The Baltimore Jewish Council, in partnership with the Jewish Museum of Maryland, will be holding its annual Summer Teachers’ Institute from Aug. 1-3. The program is designed to help educators teach about the Holocaust, giving them tools to educate their students about the tragedy in a mindful and informative manner.

(SandraMatic/iStock / Getty Images Plus/Getty Images)

The two organizations hold Teachers’ Institutes at the museum twice a year, in the winter and summer. Regardless of when they are scheduled, though, they typically focus on the Holocaust. Past institutes have focused on women and children during the time period, as well as spiritual resistance against the Nazi regime.

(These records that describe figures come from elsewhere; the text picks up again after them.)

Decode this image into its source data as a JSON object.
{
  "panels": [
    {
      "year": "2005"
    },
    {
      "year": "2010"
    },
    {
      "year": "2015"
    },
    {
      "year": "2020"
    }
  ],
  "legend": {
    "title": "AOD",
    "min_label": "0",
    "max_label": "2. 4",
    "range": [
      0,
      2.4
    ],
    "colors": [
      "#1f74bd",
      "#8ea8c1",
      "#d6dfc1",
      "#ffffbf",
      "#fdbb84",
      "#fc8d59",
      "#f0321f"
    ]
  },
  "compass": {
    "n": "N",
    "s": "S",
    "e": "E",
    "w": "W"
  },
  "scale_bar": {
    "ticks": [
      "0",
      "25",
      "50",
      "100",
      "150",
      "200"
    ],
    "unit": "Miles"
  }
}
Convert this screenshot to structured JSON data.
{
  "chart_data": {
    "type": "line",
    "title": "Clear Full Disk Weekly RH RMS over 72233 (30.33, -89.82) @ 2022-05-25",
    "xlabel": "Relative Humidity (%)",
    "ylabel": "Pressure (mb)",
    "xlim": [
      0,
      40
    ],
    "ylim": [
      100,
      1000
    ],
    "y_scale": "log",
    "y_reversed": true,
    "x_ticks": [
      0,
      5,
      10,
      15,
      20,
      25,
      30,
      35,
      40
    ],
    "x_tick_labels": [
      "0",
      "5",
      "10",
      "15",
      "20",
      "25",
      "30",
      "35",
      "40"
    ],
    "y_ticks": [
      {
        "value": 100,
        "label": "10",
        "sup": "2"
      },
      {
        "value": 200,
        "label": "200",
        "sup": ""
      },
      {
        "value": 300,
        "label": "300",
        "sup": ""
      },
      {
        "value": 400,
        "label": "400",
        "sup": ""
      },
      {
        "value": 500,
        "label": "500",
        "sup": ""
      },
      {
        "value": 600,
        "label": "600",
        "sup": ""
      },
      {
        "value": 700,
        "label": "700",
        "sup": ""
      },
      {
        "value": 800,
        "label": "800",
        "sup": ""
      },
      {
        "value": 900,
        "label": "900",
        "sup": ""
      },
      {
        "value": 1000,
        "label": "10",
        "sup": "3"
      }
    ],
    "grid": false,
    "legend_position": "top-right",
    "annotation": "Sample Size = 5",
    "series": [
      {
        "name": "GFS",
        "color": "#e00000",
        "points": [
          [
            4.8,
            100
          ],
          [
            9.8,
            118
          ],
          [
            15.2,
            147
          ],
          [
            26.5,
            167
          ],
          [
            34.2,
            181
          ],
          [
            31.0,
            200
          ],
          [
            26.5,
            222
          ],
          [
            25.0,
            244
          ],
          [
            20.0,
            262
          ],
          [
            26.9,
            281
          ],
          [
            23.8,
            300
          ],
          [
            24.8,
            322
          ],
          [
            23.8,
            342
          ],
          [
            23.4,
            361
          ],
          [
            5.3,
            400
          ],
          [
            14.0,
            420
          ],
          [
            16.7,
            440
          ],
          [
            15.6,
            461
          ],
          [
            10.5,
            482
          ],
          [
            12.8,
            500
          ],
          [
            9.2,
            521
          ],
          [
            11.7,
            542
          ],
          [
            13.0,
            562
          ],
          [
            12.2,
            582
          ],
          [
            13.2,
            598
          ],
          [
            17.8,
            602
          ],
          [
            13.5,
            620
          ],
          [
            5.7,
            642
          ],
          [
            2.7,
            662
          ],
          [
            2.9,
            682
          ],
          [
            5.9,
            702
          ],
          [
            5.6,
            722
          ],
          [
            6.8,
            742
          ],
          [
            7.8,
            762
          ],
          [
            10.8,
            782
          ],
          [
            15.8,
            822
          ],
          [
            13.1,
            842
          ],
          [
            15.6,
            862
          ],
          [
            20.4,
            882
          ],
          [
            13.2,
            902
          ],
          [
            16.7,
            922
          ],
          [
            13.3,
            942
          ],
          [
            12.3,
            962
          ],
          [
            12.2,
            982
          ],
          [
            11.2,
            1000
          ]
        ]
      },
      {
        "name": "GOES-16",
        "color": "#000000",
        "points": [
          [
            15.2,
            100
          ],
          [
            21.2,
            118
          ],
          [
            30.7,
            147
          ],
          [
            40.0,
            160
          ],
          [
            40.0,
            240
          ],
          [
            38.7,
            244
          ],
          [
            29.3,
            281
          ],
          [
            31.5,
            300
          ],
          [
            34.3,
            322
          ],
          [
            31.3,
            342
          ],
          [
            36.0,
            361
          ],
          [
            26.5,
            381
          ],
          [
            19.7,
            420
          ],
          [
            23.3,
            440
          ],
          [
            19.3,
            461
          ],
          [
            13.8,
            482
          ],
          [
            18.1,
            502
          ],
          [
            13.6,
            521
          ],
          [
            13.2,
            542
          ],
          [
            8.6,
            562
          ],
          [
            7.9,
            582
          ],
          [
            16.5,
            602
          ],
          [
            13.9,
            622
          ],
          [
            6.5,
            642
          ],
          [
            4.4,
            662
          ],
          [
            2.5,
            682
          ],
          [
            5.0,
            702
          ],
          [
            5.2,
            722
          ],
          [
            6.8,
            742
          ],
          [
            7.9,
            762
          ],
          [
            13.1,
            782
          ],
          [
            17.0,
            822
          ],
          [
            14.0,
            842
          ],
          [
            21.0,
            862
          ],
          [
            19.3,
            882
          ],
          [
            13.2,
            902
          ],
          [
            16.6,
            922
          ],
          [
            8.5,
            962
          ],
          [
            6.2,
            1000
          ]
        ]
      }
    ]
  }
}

But this summer’s program will take a different approach. Rather than focusing on a specific part of the Holocaust, it is meant to be a more foundational program on how to teach about the genocide. The context and pedagogy behind the Holocaust are essential for both educators experienced in the subject and newcomers.

“For so many reasons, it is important that we continue to teach about this history that is not so distant,” said Emily Braverman Goodman, director of Holocaust and countering antisemitism programming at the BJC. “So many young people have a misconception that this took place so long ago, but we’re still living amongst survivors. And with the alarming rate of antisemitism all around the world and especially even in our own country, It’s so important to share what has happened and why we need to learn about it to prevent it from ever happening again.”

The Teachers’ Institute takes place over three days, with two located at the Jewish Museum of Maryland and one at the United States Holocaust Memorial Museum. The USHMM is one of the leaders of Holocaust education in the U.S.

“We work in partnership with the United States Holocaust Memorial Museum through a partnership network,” said Marisa Shultz, education program manager for the Jewish Museum of Maryland. The JMM and USHMM are both part of the Conference for Holocaust Education Centers, a network of museums and education centers that teach about the tragedy. “Our partnership has only gotten closer now that we’re part of this partnership conference for Holocaust education centers.”

Both museums will be providing a variety of primary sources for educators to work from, including photographs and a planned speech from a Holocaust survivor.
Survivors are “a primary resource that is unfortunately so limited, because we’re unfortunately losing our survivor population,” Goodman said. “I think the most valuable teaching tool is utilizing first-person survivor testimony, so students and teachers can understand [the Holocaust] was a real thing that happened to this person. This was their experience and their life story.”

She also said that the institute has traditionally been held in museum spaces due to the sense of community they create, as well as their access to educational resources. Museum staff will be working together with the BJC to provide insightful and interactive programming to guests.

“I like to tell people that the institute has three goals,” Shultz said. “The first [goal] is to connect teachers and education professionals with accurate and scholarly information about the Holocaust, especially in this age of misinformation and disinformation. The second goal is to provide them with classroom-ready resources. … And then the third thing, which is the thing that I’m personally the most passionate about, is having conversations around pedagogy. How we teach about the Holocaust, not just the content, but how we actually approach it in the classroom in a way that is meaningful and nuanced and sensitive
and responsible.”

Participants in the institute are not just teachers — administrators, school counselors and psychologists and other educators often attend to get a better understanding of the subject. Goodman hopes that the institute will make them more comfortable with and confident in their ability to teach this difficult history to their students.
“It’s upsetting history, and it can make both students and educators feel uncomfortable, but I hope that we can equip these educators with the necessary tools and resources so they feel capable of teaching this history,” she said.